NOTE the motherboard was manufactured by Intel (model DG45ID).
Running the same script in a virtual machine returns similar information:
NOTE On the virtual machine, the "motherboard" appears to be made by Microsoft (we don't make motherboards!) and is of a virtual type.
The version number shown reflects the version of Hyper-V (Server 2008 RTM), and the Serial Number matches that found in the VM configuration file (XML file on the physical host).
The Perl script version for this is:
use strict;
use Win32::OLE('in');use constant wbemFlagReturnImmediately => 0x10;
use constant wbemFlagForwardOnly => 0x20;my @computers = (".");
foreach my $computer (@computers) {
print "\n";
print "==========================================\n";
print "Computer: $computer\n";
print "==========================================\n";my $objWMIService = Win32::OLE->GetObject("winmgmts:\\\\$computer\\root\\CIMV2") or die "WMI connection failed.\n";
my $colItems = $objWMIService->ExecQuery("SELECT * FROM Win32_BaseBoard", "WQL",
wbemFlagReturnImmediately | wbemFlagForwardOnly);foreach my $objItem (in $colItems) {
print " Caption: $objItem->{Caption}\n";
print " ConfigOptions: " . join(",", (in $objItem->{ConfigOptions})) . "\n";
print " CreationClassName: $objItem->{CreationClassName}\n";
print " Description: $objItem->{Description}\n";
print " HostingBoard: $objItem->{HostingBoard}\n";
print " InstallDate: $objItem->{InstallDate}\n";
print " Manufacturer: $objItem->{Manufacturer}\n";
print " Model: $objItem->{Model}\n";
print " Name: $objItem->{Name}\n";
print "OtherIdentifyingInfo: $objItem->{OtherIdentifyingInfo}\n";
print " Product: $objItem->{Product}\n";
print " SerialNumber: $objItem->{SerialNumber}\n";
print " SKU: $objItem->{SKU}\n";
print " Status: $objItem->{Status}\n";
print " Tag: $objItem->{Tag}\n";
print " Version: $objItem->{Version}\n";
print "\n";
}
}sub WMIDateStringToDate(strDate)
{
return "blah";
}
For additional reference, within Windows I could also access the same information in a single command line (in Windows XP or newer) by typing the following:
wmic baseboard get manufacturer, product, Serialnumber, version
For info on how to use Hper-V PS cmdlets see: https://www.microsoft.com/technet/scriptcenter/topics/msh/cmdlets/index.mspx
See also James O’Neil’s New and improved PowerShell Library for Hyper-V. Now with more functions and... documentation!

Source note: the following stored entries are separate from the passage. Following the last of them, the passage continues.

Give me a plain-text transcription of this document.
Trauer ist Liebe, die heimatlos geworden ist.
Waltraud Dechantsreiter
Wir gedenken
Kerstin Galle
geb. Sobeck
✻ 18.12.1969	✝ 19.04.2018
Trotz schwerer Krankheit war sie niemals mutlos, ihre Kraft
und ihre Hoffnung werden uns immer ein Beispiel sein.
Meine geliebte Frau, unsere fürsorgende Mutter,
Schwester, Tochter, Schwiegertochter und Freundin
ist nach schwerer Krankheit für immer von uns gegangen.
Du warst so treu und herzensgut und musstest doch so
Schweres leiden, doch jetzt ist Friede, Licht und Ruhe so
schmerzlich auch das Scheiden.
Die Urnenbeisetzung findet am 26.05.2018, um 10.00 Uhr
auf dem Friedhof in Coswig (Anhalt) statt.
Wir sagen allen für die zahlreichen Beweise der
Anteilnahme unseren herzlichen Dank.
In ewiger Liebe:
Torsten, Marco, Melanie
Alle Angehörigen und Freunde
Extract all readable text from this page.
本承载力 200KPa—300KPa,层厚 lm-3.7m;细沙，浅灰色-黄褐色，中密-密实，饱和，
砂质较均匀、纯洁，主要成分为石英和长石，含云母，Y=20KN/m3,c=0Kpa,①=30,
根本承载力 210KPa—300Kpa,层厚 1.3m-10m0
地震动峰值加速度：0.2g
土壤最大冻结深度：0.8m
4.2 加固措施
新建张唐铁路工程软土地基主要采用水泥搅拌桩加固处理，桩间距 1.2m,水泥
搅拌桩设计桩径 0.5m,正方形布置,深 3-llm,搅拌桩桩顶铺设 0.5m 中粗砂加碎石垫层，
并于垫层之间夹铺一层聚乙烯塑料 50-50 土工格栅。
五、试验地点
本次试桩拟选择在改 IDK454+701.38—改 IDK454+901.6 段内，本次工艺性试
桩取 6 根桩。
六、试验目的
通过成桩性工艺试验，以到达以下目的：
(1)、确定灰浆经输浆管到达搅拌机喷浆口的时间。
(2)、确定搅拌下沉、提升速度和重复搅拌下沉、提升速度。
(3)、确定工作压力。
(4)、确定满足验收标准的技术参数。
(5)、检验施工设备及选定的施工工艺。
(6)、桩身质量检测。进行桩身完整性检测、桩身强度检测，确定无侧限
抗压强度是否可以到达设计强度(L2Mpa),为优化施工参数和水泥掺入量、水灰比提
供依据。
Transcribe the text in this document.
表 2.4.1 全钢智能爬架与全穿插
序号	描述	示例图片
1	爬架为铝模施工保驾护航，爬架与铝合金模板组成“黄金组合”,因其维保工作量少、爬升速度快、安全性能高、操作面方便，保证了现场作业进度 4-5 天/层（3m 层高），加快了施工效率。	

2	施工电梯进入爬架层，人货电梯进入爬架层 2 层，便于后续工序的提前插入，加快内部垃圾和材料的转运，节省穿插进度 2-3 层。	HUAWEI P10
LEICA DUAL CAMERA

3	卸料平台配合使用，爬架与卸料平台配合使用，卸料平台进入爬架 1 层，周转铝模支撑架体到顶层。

For 35 sample Hyper-V PS1 scripts in a zipfile, go to: Hyper-V%20PowerShell%20Example%20Scripts.zip-download
And buy John(et al)’s book!
Update: John's blogging now and has an updated method to detect the hypervisor: https://blogs.technet.com/enterprise_admin/archive/2009/10/20/detecting-the-virtualization-layer-from-within-a-guest-child-instance.aspx
Comments
- Anonymous
August 21, 2009
I wasn't super clear when I provided this information to Tony - this shows a VM running on a Microsoft virtualization layer like Hyper-V. A Windows virtual machine on VMWare does not report the same information (it may show that it has a 440BX chipset motherboard due to emulation). You can detect a VMware physical host by interrogating the WMI Win32_BIOS and looking at the serialnumber. My buddy Ben Herman (you know who you are you scripting master!) helped me with that since I didn't have a VMware host handy. I'll send Tony some more info on all this that he can post.